FARMINGTON, Utah — Federal and state leaders got a chance to get a close look at the Great Salt Lake during a boat tour on Saturday. The administrator of the Environmental Protection Agency, members of Utah’s congressional delegation and other state leaders were out on the lake to help understand the challenges faced by the lake.
"It’s all hands on deck. Everybody is engaged in this to reach success,” said Sen. John Curtis (R-Utah).
Curtis said it was an important step to have EPA Administrator Lee Zeldin here from Washington to truly understand this dire situation.
When President Donald Trump submitted his budget proposal, he included $1 billion to go toward helping the Great Salt Lake. '
"It’s hard to be hundreds of miles away inside an office, talking about a one billion dollar ask,” Zeldin said. "To see water that is shallow, while being informed of how the goal is for the water level at that location to be six feet higher in elevation by the time we get to the Olympics.”

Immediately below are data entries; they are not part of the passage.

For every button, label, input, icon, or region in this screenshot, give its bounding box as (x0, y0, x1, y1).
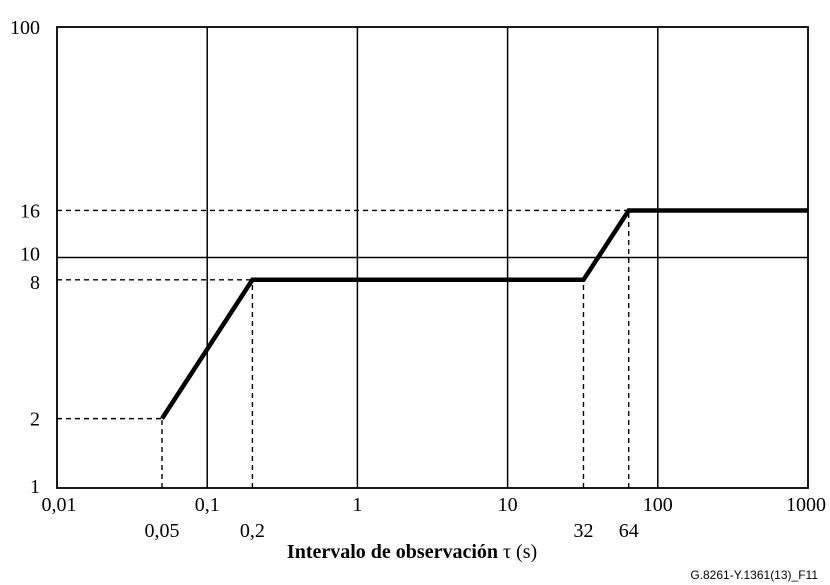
series-group (160, 208, 808, 420)
figure-code: G.8261-Y.1361(13)_F11 (690, 568, 818, 582)
y-tick-label: 1 (30, 476, 40, 498)
y-tick-label: 100 (10, 17, 40, 39)
series-line (160, 208, 808, 420)
y-tick-label: 8 (30, 272, 40, 294)
x-tick-labels: 0,01 0,1 1 10 100 1000 0,05 0,2 32 64 (42, 494, 827, 542)
y-tick-label: 2 (30, 409, 40, 431)
x-tick-label: 1 (352, 494, 362, 516)
x-tick-label: 0,2 (240, 520, 265, 542)
x-axis-label: Intervalo de observación (287, 541, 498, 563)
y-tick-label: 16 (20, 200, 40, 222)
grid-lines (57, 27, 808, 488)
x-tick-label: 0,01 (42, 494, 77, 516)
reference-lines (57, 209, 630, 488)
x-tick-label: 1000 (786, 494, 826, 516)
plot-frame (56, 26, 809, 489)
y-tick-label: 10 (20, 244, 40, 266)
x-tick-label: 64 (619, 520, 639, 542)
x-tick-label: 0,05 (144, 520, 179, 542)
x-tick-label: 10 (498, 494, 518, 516)
x-tick-label: 100 (643, 494, 673, 516)
y-tick-labels: 1 2 8 10 16 100 (10, 17, 40, 498)
x-tick-label: 0,1 (195, 494, 220, 516)
x-axis-symbol: τ (s) (503, 541, 537, 563)
x-tick-label: 32 (573, 520, 593, 542)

Zeldin said the EPA is working on new sensors with the state and is planning to deploy them this summer.
"Developing an event-triggered passive aerosol sampler that uses real-time sensor data to trigger sampling particulate matter during storms,” he said.
Zeldin called the issues that the lake is facing a matter of national security and said he is committed to working with other federal partners to bring change.
The Center for Biological Diversity criticized the administrator's visit after the EPA proposed a rule that would allow some construction on data centers, power plants and factories to start before issuing air pollution permits.
“The proposed change would allow hundreds of millions of dollars of investment and extensive construction to proceed before permitting is complete," Deeda Seed with the Center for Biological Diversity said in a statement. "Once that much money is in the ground, approving agencies face enormous pressure to issue permits for projects that might otherwise be denied. The proposed rule is designed to put developers ahead of the public and keep them there.”
Zeldin said these processes are usually managed by the state and that he does not want to step on the toes of local officials.
"In many cases, with states and local municipalities, the state has primacy for the air permit. They are the ones doing the permitting, they have the oversight, there’s a relationship with EPA, and the Clean Air Act does end up governing many aspects of how this is done,” he added.
Curtis said he thinks Utah will get the federal dollars needed to help the Great Salt Lake.
"Very optimistic for several reasons. It’s a good ask, the president supports it, obviously EPA administrator supports it,” he said. “I think the whole country realizes this is a county-wide issue, that it's valuable for the whole country really to get this right."